[1675.—"Nor does this exempt them from pishcashing the Nabob's Crewry or Governour."—Yule, Hedges' Diary, Hak. Soc. ii. ccxxxix.]
[CROTCHEY, KURACHEE,> properly Karāchi, the sea-port and chief town of the province of Sind, which is a creation of the British rule, no town appearing to have existed on the site before 1725. In As Suyūti's History of the Caliphs (E.T. p. 229) the capture of Kīrakh or Kīraj is mentioned. Sir H. M. Elliot thinks that this place was probably situated in if not named from Kachh. Jarrett (Āīn, ii. 344, note) supposes this to be Karāchi, which Elliot identified with the Krokala of Arrian. Here, according to Curtius, dwelt the Arabioi or Arabitai. The harbour of Karāchi was possibly the Porus Alexandri, where Nearchus was detained by the monsoon for twenty-four days (see McCrindle, Ancient India, 167, 262).
[1812.—"From Crotchey to Cape Monze the people call themselves Balouches."—Morier, Journey through Persia, p. 5.
[1839.—"... spices of all kinds, which are carried from Bombay ... to Koratchee or other ports in Sind."—Elphinstone's Caubul, i. 384.]

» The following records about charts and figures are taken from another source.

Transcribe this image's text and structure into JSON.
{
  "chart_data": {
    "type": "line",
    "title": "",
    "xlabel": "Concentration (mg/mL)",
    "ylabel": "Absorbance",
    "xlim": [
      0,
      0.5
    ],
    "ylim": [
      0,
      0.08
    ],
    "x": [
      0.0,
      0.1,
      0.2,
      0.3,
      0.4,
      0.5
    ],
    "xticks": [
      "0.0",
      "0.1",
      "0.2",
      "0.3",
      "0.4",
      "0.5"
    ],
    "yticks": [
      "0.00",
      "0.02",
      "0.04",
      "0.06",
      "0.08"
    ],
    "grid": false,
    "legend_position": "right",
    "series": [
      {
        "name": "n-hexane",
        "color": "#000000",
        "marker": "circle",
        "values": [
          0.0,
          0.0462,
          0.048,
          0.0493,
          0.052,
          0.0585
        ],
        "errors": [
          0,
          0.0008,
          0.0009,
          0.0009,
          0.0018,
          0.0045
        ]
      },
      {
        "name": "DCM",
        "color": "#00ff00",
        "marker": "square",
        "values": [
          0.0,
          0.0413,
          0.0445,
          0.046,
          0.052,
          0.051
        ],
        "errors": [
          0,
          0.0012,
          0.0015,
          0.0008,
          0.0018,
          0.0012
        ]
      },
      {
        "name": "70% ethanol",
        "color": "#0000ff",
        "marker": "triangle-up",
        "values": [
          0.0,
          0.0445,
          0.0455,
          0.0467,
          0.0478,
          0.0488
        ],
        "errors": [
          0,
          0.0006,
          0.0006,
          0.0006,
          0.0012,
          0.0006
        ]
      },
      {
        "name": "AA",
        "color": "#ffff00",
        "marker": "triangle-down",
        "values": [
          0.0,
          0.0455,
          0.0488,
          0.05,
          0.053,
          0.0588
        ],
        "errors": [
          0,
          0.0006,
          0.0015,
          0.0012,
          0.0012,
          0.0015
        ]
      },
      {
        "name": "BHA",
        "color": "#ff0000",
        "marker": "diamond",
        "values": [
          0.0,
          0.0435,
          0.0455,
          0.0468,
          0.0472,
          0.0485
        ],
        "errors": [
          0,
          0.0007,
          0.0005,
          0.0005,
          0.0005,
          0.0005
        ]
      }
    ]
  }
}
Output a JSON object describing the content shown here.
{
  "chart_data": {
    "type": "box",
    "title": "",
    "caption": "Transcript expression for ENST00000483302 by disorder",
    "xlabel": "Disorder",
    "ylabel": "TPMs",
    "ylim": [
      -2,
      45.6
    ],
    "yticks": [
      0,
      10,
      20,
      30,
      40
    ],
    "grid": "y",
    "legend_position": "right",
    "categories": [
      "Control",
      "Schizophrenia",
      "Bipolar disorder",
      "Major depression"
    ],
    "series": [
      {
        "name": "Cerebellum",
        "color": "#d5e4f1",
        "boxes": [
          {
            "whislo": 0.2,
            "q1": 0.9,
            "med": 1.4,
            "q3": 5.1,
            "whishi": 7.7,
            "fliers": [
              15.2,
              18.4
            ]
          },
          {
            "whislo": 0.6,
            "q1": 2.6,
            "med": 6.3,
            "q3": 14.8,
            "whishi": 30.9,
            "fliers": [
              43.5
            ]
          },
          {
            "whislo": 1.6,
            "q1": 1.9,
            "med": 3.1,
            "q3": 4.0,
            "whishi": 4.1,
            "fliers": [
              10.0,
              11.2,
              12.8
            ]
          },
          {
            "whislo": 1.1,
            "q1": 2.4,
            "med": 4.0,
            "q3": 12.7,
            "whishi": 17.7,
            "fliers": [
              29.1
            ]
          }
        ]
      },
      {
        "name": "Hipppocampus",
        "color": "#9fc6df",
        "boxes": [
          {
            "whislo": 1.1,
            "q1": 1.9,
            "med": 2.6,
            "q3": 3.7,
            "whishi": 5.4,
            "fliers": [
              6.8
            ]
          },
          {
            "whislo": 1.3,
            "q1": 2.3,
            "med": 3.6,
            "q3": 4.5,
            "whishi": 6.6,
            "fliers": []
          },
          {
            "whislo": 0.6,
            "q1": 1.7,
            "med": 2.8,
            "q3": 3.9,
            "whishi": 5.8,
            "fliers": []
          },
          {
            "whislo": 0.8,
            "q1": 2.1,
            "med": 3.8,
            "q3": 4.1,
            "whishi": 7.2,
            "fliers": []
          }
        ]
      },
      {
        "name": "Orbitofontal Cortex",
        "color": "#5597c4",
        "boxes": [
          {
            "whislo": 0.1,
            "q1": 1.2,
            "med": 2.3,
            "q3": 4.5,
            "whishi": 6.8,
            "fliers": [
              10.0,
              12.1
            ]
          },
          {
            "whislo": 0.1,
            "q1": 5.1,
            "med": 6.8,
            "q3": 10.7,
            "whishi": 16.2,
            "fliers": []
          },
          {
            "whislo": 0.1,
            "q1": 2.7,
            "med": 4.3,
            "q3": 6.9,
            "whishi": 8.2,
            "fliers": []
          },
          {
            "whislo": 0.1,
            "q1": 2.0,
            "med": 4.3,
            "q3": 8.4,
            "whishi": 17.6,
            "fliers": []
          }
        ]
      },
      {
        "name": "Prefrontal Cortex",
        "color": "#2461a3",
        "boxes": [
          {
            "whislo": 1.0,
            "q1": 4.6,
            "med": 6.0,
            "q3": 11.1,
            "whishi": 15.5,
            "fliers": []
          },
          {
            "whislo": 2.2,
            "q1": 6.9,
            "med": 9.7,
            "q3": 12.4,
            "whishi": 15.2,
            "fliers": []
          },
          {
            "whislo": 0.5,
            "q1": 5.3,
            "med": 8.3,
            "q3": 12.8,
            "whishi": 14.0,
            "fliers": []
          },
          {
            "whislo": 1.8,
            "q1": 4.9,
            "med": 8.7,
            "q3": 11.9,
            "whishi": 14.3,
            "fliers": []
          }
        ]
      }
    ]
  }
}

CROW-PHEASANT, s. The popular Anglo-Indian name of a somewhat ignoble bird (Fam. Cuculidae), common all over the plains of India, in Burma, and the Islands, viz. Centropus rufipennis, Illiger. It is held in India to give omens.
1878.—"The crow-pheasant stalks past with his chestnut wings drooping by his side."—Phil. Robinson, In My Indian Garden, 7.
1883.—"There is that ungainly object the coucal, crow-pheasant, jungle-crow, or whatever else you like to call the miscellaneous thing, as it clambers through a creeper-laden bush or spreads its reddish-bay wings and makes a slow voyage to the next tree. To judge by its appearance only it might be a crow developing for a peacock, but its voice seems to have been borrowed from a black-faced monkey."—Tribes on my Frontier, 155.
CUBEB, s. The fruit of the Piper Cubeba, a climbing shrub of the Malay region. [Its Hind. name kabāb chīnī marks its importation from the East by Chinese merchants.] The word and the articles were well known in Europe in the Middle Ages, the former being taken directly from the Arab. kabābah. It was used as a spice like other peppers, though less common. The importation into Europe had become infinitesimal, when it revived in last century, owing to the medicinal power of the article having become known to our medical officers during the British occupation of Java (1811-15). Several particulars of interest will be found in Hanbury and Flückiger's Pharmacog. 526, and in the notes to Marco Polo, ii. 380.
c. 943.—"The territories of this Prince (the Maharaja of the Isles) produce all sorts of spices and aromatics.... The exports are camphor, lign-aloes, clove, sandal-wood, betel-nut, nutmeg, cardamom, cubeb (al-kabābah)...."—Maṣ'ūdi, i. 341 seq.